I use OpenBSD; I can run todo.sh, but found that, eg, lsc, lsprj, ... do not work (they show nothing, though they should show something). Hence I tried to run the tests and found the fixed paths. I ran sed to replace those paths, ran the tests (I added '-' to the line 96: -cd tests && ./$(notdir $@) $(TEST_OPTIONS) to not stop at the first error) and found quite a few tests fail. The reason is (at least) due to the grep command, which differs between GNU and BSD, in particular:

GNU$ echo @home | grep -o "@[^ ]\\+"
@home
GNU$

while

BSD$ echo @home | grep -o "@[^ ]\\+"
BSD$

BSD does not recognize the \+ repetition. An easy way out could be, in this case BSD$ echo @home | grep -o "@[^ ][^ ]*" or use extended regexps with grep -E.

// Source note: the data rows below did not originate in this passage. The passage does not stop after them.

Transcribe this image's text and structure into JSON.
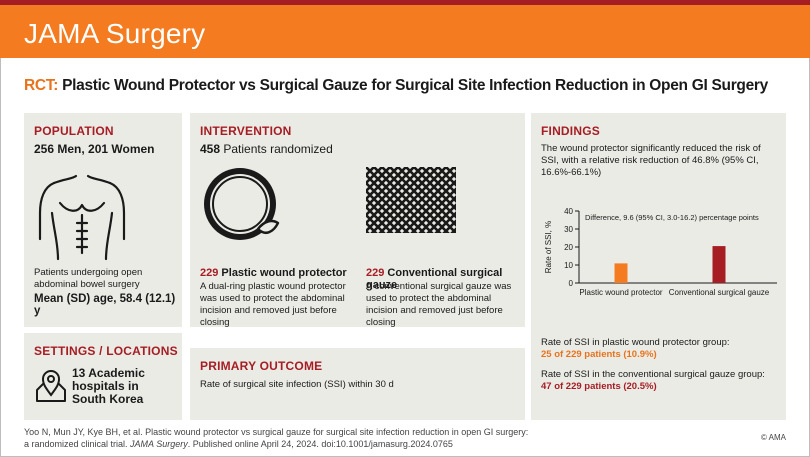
{
  "header": {
    "brand": "JAMA Surgery"
  },
  "title": {
    "prefix": "RCT:",
    "text": "Plastic Wound Protector vs Surgical Gauze for Surgical Site Infection Reduction in Open GI Surgery"
  },
  "population": {
    "heading": "POPULATION",
    "counts": "256 Men, 201 Women",
    "description": "Patients undergoing open abdominal bowel surgery",
    "age": "Mean (SD) age, 58.4 (12.1) y",
    "icon": "torso-icon"
  },
  "settings": {
    "heading": "SETTINGS / LOCATIONS",
    "text": "13 Academic hospitals in South Korea",
    "line1": "13 Academic",
    "line2": "hospitals in",
    "line3": "South Korea",
    "icon": "map-pin-icon"
  },
  "intervention": {
    "heading": "INTERVENTION",
    "count": "458",
    "count_label": "Patients randomized",
    "arm1": {
      "n": "229",
      "name": "Plastic wound protector",
      "description": "A dual-ring plastic wound protector was used to protect the abdominal incision and removed just before closing",
      "icon": "wound-protector-icon"
    },
    "arm2": {
      "n": "229",
      "name": "Conventional surgical gauze",
      "description": "A conventional surgical gauze was used to protect the abdominal incision and removed just before closing",
      "icon": "gauze-icon"
    }
  },
  "primary_outcome": {
    "heading": "PRIMARY OUTCOME",
    "text": "Rate of surgical site infection (SSI) within 30 d"
  },
  "findings": {
    "heading": "FINDINGS",
    "summary": "The wound protector significantly reduced the risk of SSI, with a relative risk reduction of 46.8% (95% CI, 16.6%-66.1%)",
    "group1_label": "Rate of SSI in plastic wound protector group:",
    "group1_value": "25 of 229 patients (10.9%)",
    "group2_label": "Rate of SSI in the conventional surgical gauze group:",
    "group2_value": "47 of 229 patients (20.5%)"
  },
  "chart_data": {
    "type": "bar",
    "categories": [
      "Plastic wound protector",
      "Conventional surgical gauze"
    ],
    "values": [
      10.9,
      20.5
    ],
    "colors": [
      "#f47b20",
      "#a61d24"
    ],
    "ylabel": "Rate of SSI, %",
    "ylim": [
      0,
      40
    ],
    "yticks": [
      0,
      10,
      20,
      30,
      40
    ],
    "annotation": "Difference, 9.6 (95% CI, 3.0-16.2) percentage points"
  },
  "footer": {
    "citation_line1": "Yoo N, Mun JY, Kye BH, et al. Plastic wound protector vs surgical gauze for surgical site infection reduction in open GI surgery:",
    "citation_line2_pre": "a randomized clinical trial. ",
    "citation_journal": "JAMA Surgery",
    "citation_line2_post": ". Published online April 24, 2024. doi:10.1001/jamasurg.2024.0765",
    "copyright": "© AMA"
  }
}
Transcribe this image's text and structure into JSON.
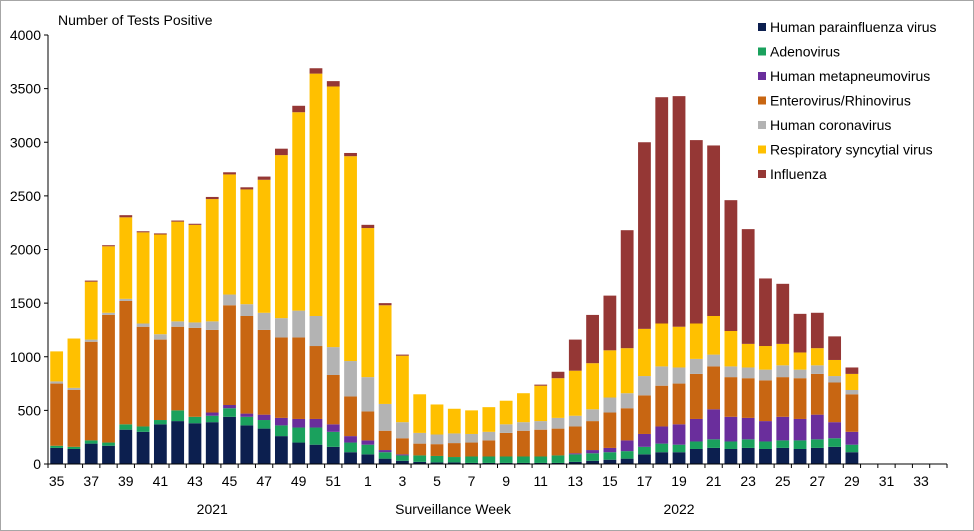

I will perhaps check all the grep calls and rewrite them for myself. (Though, todo.sh has started to seem too complex, so perhaps I will switch to sth. simpler, yet, based on PLAN9.) It still might be of some value to mention requirements somewhere on the project's page. It may, as happened to me, seem that todo.sh is 'just a simple shell script' that might easily run anywhere (with bash, unfortunately), but you actually need GNU grep, and maybe more.

Best regards and thanks, Ruda

inkarkat commented 2 years ago

Yeah, you've summarized the state of the code pretty well. Most users use the GNU toolchain (Linux, and Windows with Cygwin); MacOS has always been the problematic one with regards to compatibility, but the BSD family has never been in the focus so far; you might be the first one that attempts to use it there!

I'd certainly welcome a pull request that changes grep to extended regular expressions, if that (plus the use of env bash) already makes todo.sh usable on OpenBSD. Another problem might be with AWK, though. And if you plan to use any add-ons, these probably are even worse (mine included).